For starts, there are all those acronyms: CID, MI5 MI6, all the letters before the police officers’ names. Does everyone know that MI stands for military intelligence? Or that the CID is Crime Investigation Division? Or that the ranks of police officers ascend from PC or DC (police or detective constable) through DS (detective sergeant) to DCI (detective chief inspector)? Calling a DS a DC might cause offense.

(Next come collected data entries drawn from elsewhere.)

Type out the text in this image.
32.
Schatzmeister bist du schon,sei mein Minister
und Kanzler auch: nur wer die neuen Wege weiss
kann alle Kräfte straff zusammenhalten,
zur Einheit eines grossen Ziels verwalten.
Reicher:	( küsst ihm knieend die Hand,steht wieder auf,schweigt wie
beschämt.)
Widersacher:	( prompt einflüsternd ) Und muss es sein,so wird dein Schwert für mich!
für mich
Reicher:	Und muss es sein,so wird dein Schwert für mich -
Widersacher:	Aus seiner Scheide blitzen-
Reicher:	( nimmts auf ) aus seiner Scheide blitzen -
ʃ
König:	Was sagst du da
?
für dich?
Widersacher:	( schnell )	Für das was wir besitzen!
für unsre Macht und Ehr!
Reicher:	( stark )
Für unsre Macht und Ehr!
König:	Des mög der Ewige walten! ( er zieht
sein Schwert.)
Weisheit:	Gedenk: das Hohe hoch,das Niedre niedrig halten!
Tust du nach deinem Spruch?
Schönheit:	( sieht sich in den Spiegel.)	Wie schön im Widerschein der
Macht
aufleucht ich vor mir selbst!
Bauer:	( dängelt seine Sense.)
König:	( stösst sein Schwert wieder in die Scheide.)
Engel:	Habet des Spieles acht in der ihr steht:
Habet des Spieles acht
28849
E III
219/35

If you are reading, as I am, Elizabeth George’s Inspector Lynley books, you have the additional problem of figuring out which Lord or Lady is up to whatever mischief, since sometimes the characters’ given names are used and at other times they are called by their titles. Lord Asherton, for instance, is DCI Lynley or simply Asherton, or Tommy to his friends.

Here is the cast of characters for Payment in Blood, the second of George's 19 Inspector Lynley books--very helpful when, on page 300 of some 430, you can't remember who Denton is (he's Lynley's servant.) Of course, you might prefer just to read the book or watch the video and assume that eventually everything will be understandable. But in the interest of de-mystifying some of the roles and titles, I give you the list of Cops and Nobles.

1. DCI Thomas Lynley, Eighth Earl of Asherton.
2. DC Barbara Havers, demoted from DS, Lynley’s partner. Lives with her parents.
3. Lady Helen Clyde, daughter of the Tenth Earl of Hesfield (ongoing love interest).
4. Simon Allcourt St. James, forensic scientist.
5. Deborah Cotter St. James, photographer, his wife, daughter of his valet.
6. Francesca Gerrard, widow, owner of mansion on Loch Achiemore, Scotland.
7. Philip, her late husband, buried on an island in the Loch.
8. Stuart Rintoul, Lord Stinhurst, “Midas of the Theater”, Francesca’s brother.
9. Marguerite, Countess of Stinhurst, his wife.
10. Alec Rintoul, deceased, their son, loved by No. 12.
11. Elizabeth Rintoul, their fortyish daughter.
12. Joy Sinclair, playwright (deceased), sister of No. 13, cousin of No. 19, former lover of No. 16.
13. Irene Sinclair, former actress, previously married to No. 16.
14. Joanna Ellacourt, famous actress, married to No. 15.
15. David Sydeham, her husband and manager.
16. Robert Gabriel, famous actor, formerly married to No. 13, now sleeping with No. 12 and many others.
17. Geoffrey Rintoul (deceased), brother of No. 8, grave discovered in odd place.
18. Jeremy Vinney, journalist, drama critic for the Times.
19. Rhys Davies-Jones, theatrical director, presently lover of No. 3. Prime suspect.
20. Gowan Kilbride, handyman at the mansion of No. 6.
21. Mary Agnes Campbell, maid at No. 6.
22. Hannah Darrow, deceased, subject of a book by No. 12.
23. John Darrow, publican, her husband.
24. Teddy Darrow, their son.

English police: Chief Superintendent Hiller; Superintendent Webberley, Lynley’s superior; DC Raymond Plater (Mildenhall); DC Winston Nkata.

Scottish police: DI Ian Macaskin of the Strathclyde CID; DC Kevin Lonan.

Military Intelligence: William Vassall, Sir Kenneth Willingate, Sir Andrew Higgins.

Servants: Denton, Lynley’s valet. Caroline Shepherd, Lady Helen’s maid. Cotter, valet to St. James (No. 4) and father of Deborah St. James (No. 5).